The WASH-U version of the K-SADS was written by Barbara Geller and colleagues in 1996. It is a modified version of the 1986 K-SADS. This version is like many other versions of the K-SADS in that it is semi-structured, administered by clinicians to both parent and child separately, and assesses present episodes. However, this version specifically expands the mania section in order to be more applicable to pre-pubertal mania. In particular, it queries presence/absence of rapid cycling. It also includes a section on multiple other DSM-IV diagnoses, and examines both present and lifetime symptoms as well as symptom onset and offset items. These modifications made this specific version particularly useful for phenomenology studies.

KSADS Mania Rating Scale (KMRS) and Depression Rating Scale (KDRS)
It also is possible to use the items in the mania and depression modules of some versions of the KSADS to get an interview-based rating of the severity of mood problems.

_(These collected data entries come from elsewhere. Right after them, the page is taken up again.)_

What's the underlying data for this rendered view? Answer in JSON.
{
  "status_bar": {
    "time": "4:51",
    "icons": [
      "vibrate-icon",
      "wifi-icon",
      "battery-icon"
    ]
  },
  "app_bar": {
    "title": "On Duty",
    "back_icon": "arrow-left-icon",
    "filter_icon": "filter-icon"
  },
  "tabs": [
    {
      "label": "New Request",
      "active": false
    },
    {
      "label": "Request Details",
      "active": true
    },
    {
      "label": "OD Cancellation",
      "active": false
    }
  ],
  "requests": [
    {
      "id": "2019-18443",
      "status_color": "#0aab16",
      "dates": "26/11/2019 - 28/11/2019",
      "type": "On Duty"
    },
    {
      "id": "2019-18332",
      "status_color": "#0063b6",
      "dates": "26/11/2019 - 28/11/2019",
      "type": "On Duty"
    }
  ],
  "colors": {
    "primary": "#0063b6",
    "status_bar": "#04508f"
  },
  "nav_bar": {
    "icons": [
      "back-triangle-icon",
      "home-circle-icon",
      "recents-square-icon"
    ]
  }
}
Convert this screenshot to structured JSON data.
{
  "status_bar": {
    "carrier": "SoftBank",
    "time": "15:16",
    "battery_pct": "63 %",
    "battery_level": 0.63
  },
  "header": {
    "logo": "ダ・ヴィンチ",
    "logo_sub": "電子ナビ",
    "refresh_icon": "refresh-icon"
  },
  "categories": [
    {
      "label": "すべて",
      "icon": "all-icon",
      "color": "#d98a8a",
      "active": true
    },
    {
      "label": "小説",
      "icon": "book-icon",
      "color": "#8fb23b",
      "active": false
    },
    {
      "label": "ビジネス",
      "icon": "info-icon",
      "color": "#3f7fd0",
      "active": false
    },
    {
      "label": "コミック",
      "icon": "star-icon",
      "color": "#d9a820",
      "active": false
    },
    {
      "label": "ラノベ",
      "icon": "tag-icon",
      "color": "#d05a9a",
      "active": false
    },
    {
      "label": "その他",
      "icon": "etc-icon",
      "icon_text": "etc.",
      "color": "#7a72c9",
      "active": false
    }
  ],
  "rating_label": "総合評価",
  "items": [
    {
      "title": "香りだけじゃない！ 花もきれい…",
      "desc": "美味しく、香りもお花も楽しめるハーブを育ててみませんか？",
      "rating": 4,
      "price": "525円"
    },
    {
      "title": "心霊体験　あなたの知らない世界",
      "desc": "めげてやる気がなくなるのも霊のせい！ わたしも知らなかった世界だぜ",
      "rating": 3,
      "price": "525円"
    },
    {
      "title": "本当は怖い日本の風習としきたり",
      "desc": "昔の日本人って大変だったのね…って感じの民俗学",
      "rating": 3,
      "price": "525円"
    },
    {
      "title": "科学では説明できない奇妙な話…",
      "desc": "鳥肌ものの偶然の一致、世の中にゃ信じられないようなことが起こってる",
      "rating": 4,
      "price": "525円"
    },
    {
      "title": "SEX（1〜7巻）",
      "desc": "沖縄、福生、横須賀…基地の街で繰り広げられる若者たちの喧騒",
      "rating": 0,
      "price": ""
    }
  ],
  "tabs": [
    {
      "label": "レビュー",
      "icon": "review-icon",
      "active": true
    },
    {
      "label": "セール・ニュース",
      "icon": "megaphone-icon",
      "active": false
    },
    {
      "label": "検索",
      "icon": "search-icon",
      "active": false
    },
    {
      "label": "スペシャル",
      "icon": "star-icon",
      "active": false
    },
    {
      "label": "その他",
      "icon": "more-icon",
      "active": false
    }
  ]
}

The KMRS and KDRS use a 1 to 6 rating format (the same as in the WASH-U, -P, and PL-Plus versions). Adding up the items provides a measure of the total symptom burden. The KMRS assess 21 symptoms related to mania, hypomania, and rapid cycling. Each item is rated on a 0-6 rating scale. Scores of 0 suggest no information is available (missing data); scores of 1 suggest the symptom is not present at all; scores of 2 suggest the symptom is slightly present; scores of 3 suggest the symptom is mildly severe; scores of 4 suggest the symptom is moderately severe; scores of 5 suggest the symptom is severe; and scores of 6 suggest the symptom is extremely severe. Items with scores of 4 or higher are clinically significant/problematic. Trained clinicians or clinical researchers administer the assessment to both the child and the parent, which each provide their own separate score for each item (P and C), and the total score encompasses the sum of all of the items (S).

The KMRS is an alternative to the Young Mania Rating Scale designed by Young et al. (frequently referred to as the YMRS). The YMRS is more well-known and widely used, but because it was written in 1978, it does not include all of the symptoms of mania from ICD-9 or ICD-10 (nor DSM-IV or DSM-5), as it predated them all. The YMRS was also designed for completion by nurses at the end of their eight-hour shift on an inpatient unit, observing adult patients. The KMRS has several advantages in comparison: It covers all the symptoms used in current versions of ICD and DSM, it was designed for use with children and teenagers, and it was written and validated as an interview. Studies have found excellent internal consistency and inter-rater reliability, as well as exceptionally high correlation with the YMRS. Similarly, the KDRS would be analogous to the Child Depression Rating Scale-Revised. The CDRS-R was also designed to be done as an interview, but the item content predates the current ICD and DSM and omits some important symptoms. The KDRS also shows strong reliability (internal consistency and inter-rater) and exceptionally high correlations with the KDRS.

Impact

The K-SADS is used to measure previous and current symptoms of affective, anxiety, psychotic, and disruptive behaviour disorders. The K-SADS has become one of the most widely used diagnostic interviews in research, particular for projects focused on mood disorders.

The K-SADS-PL has been written and translated into 16 different languages, including Korean, Hebrew, Turkish, Icelandic, and Persian. The K-SADS-PL is also available in several Indian dialects including Kannada, Marathi, Tamil and Telugu.

Limitations

One limitation of the K-SADS is that it requires extensive training to give properly, including observation techniques, score calibration, and re-checks to test inter-rater reliability.